Ils ne parleront qu’une fois, il faut le savoir, ils ne parleront plus après cette nuit.
« Les Revenants cesseront de parler aux Survivants qui ne parleront plus des Disparus. Et les Disparus deviendront des ombres, occultées par les morts de la guerre officielle, qui est désormais terminée (…) Dans ces premières années d’après-guerre et longtemps après, il est considéré comme « indélicat », voire « indécent », d’évoquer le sujet de la déportation pour cause raciale. Le flou règne quand il s’agit de faire la distinction entre celui qui a été arrêté pour ce qu’il avait fait et celui qui a été arrêté pour ce qu’il était. Les plus fragiles et les plus lucides ne peuvent trouver refuge que dans le grand silence du suicide, pendant et après la guerre (…) Les nazis avaient bien réussi leur coup : au-delà de l’extermination de millions d’humains, ils en avaient fait entrer d’innombrables autres dans la servitude volontaire du rejet et de la haine de soi ».

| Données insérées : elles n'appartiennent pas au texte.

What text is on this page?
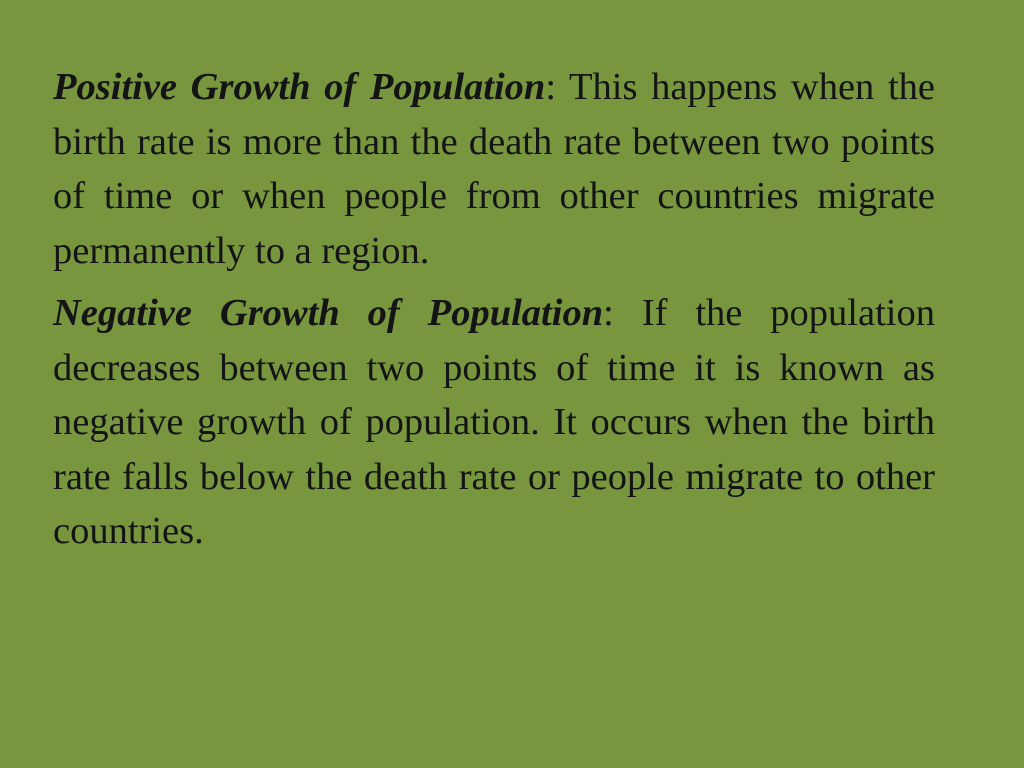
Positive Growth of Population: This happens when the birth rate is more than the death rate between two points of time or when people from other countries migrate permanently to a region.

Negative Growth of Population: If the population decreases between two points of time it is known as negative growth of population. It occurs when the birth rate falls below the death rate or people migrate to other countries.
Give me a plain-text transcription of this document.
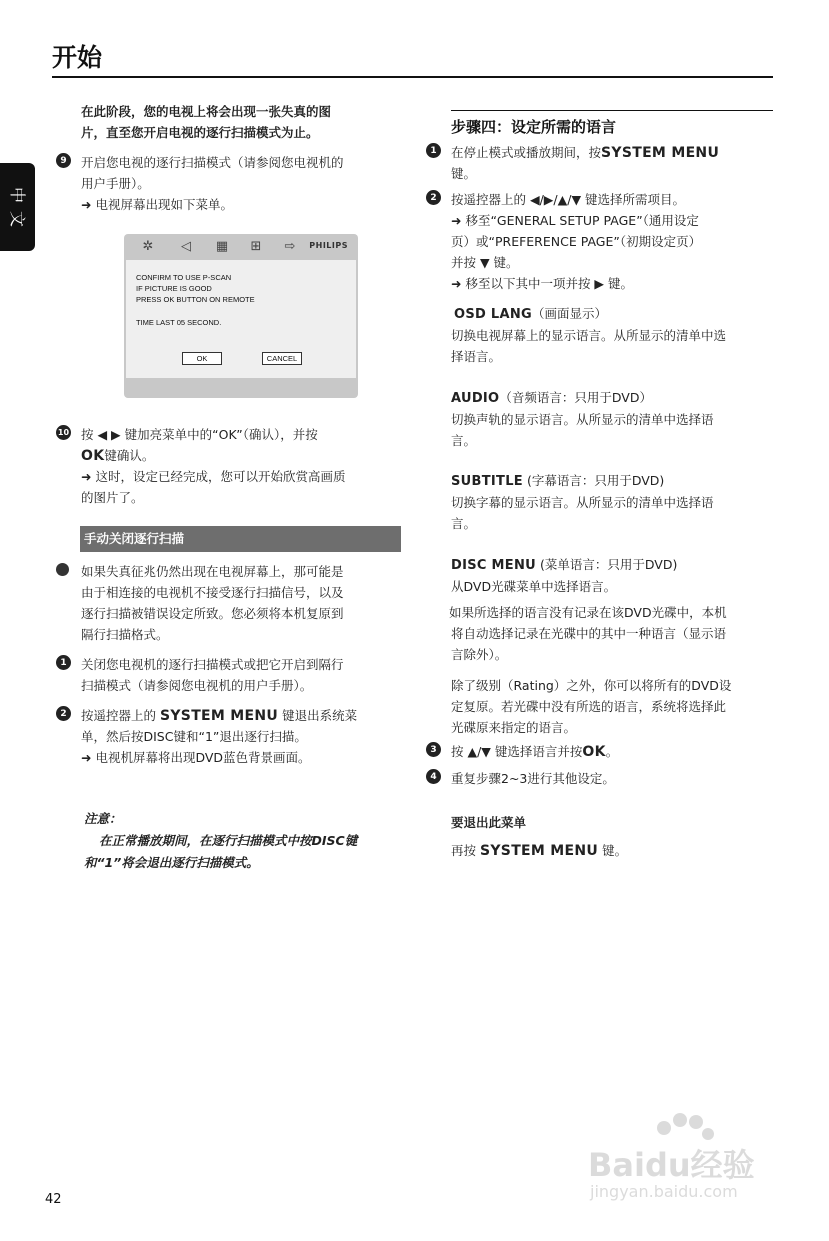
开始
中
文
在此阶段，您的电视上将会出现一张失真的图
片，直至您开启电视的逐行扫描模式为止。
9	开启您电视的逐行扫描模式（请参阅您电视机的
用户手册）。
➜ 电视屏幕出现如下菜单。
✲ ◁ ▦ ⊞ ⇨	PHILIPS
CONFIRM TO USE P-SCAN
IF PICTURE IS GOOD
PRESS OK BUTTON ON REMOTE
TIME LAST 05 SECOND.
OK	CANCEL
10 按 ◀ ▶ 键加亮菜单中的“OK”（确认），并按
OK键确认。
➜ 这时，设定已经完成，您可以开始欣赏高画质
的图片了。
手动关闭逐行扫描
如果失真征兆仍然出现在电视屏幕上，那可能是
由于相连接的电视机不接受逐行扫描信号，以及
逐行扫描被错误设定所致。您必须将本机复原到
隔行扫描格式。
1	关闭您电视机的逐行扫描模式或把它开启到隔行
扫描模式（请参阅您电视机的用户手册）。
2	按遥控器上的 SYSTEM MENU 键退出系统菜
单，然后按DISC键和“1”退出逐行扫描。
➜ 电视机屏幕将出现DVD蓝色背景画面。
注意：
在正常播放期间，在逐行扫描模式中按DISC键
和“1”将会退出逐行扫描模式。
步骤四：设定所需的语言
1	在停止模式或播放期间，按SYSTEM MENU
键。
2	按遥控器上的 ◀/▶/▲/▼ 键选择所需项目。
➜ 移至“GENERAL SETUP PAGE”（通用设定
页）或“PREFERENCE PAGE”（初期设定页）
并按 ▼ 键。
➜ 移至以下其中一项并按 ▶ 键。
OSD LANG（画面显示）
切换电视屏幕上的显示语言。从所显示的清单中选
择语言。
AUDIO（音频语言：只用于DVD）
切换声轨的显示语言。从所显示的清单中选择语
言。
SUBTITLE (字幕语言：只用于DVD)
切换字幕的显示语言。从所显示的清单中选择语
言。
DISC MENU (菜单语言：只用于DVD)
从DVD光碟菜单中选择语言。
如果所选择的语言没有记录在该DVD光碟中，本机
将自动选择记录在光碟中的其中一种语言（显示语
言除外）。
除了级别（Rating）之外，你可以将所有的DVD设
定复原。若光碟中没有所选的语言，系统将选择此
光碟原来指定的语言。
3	按 ▲/▼ 键选择语言并按OK。
4	重复步骤2~3进行其他设定。
要退出此菜单
再按 SYSTEM MENU 键。
42
Baidu经验
jingyan.baidu.com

Faut-il présenter ce livre autrement que par les différents extraits qui en restitueraient le ton, le fil, la densité ? Peut-être. Evoquer son architecture et ses rythmes en toutes lettres, sans doute, or le livre tient par lui-même, il tient parce que ceux qui l’habitent y ont dignement souffert. Le travail des images et des caractères. Le tremblement des mains de l’auteure écrivant sans rature et son toucher d’écriture si perceptible, cette écriture justement qui exhume les blancs, lève les énigmes, pointe la chronologie et recompose les identités reniées. Pour que demain existe encore.
Hier Marguerite Duras écrivait dans La Douleur, page 58, un 28 avril : « Ceux qui attendent la paix n’attendent pas, rien. Il y a de moins en moins de raisons de ne pas avoir de nouvelles. La paix apparaît déjà. C’est comme une nuit profonde qui viendrait, c’est aussi le commencement de l’oubli.
La preuve en est là déjà : Paris est éclairé la nuit. La place Saint-Germain-des-Près est éclairée comme par des phares. Les Deux Magots sont bondés. Il fait encore trop froid pour qu’il y ait du monde sur la terrasse. Mais les petits restaurants sont bondés aussi. Je suis sortie, la paix m’est apparue imminente. Je suis rentrée chez moi rapidement, poursuivie par la paix. J’ai entrevu qu’un avenir possible allait venir, qu’une terre étrangère allait émerger de ce chaos et que là personne n’attendrait plus. Je n’ai de place nulle part ici, je ne suis pas ici, mais là-bas avec lui (…) La ville éclairée a perdu pour moi toute autre signification, que celle-ci : elle est signe de mort, signe de demain sans eux ».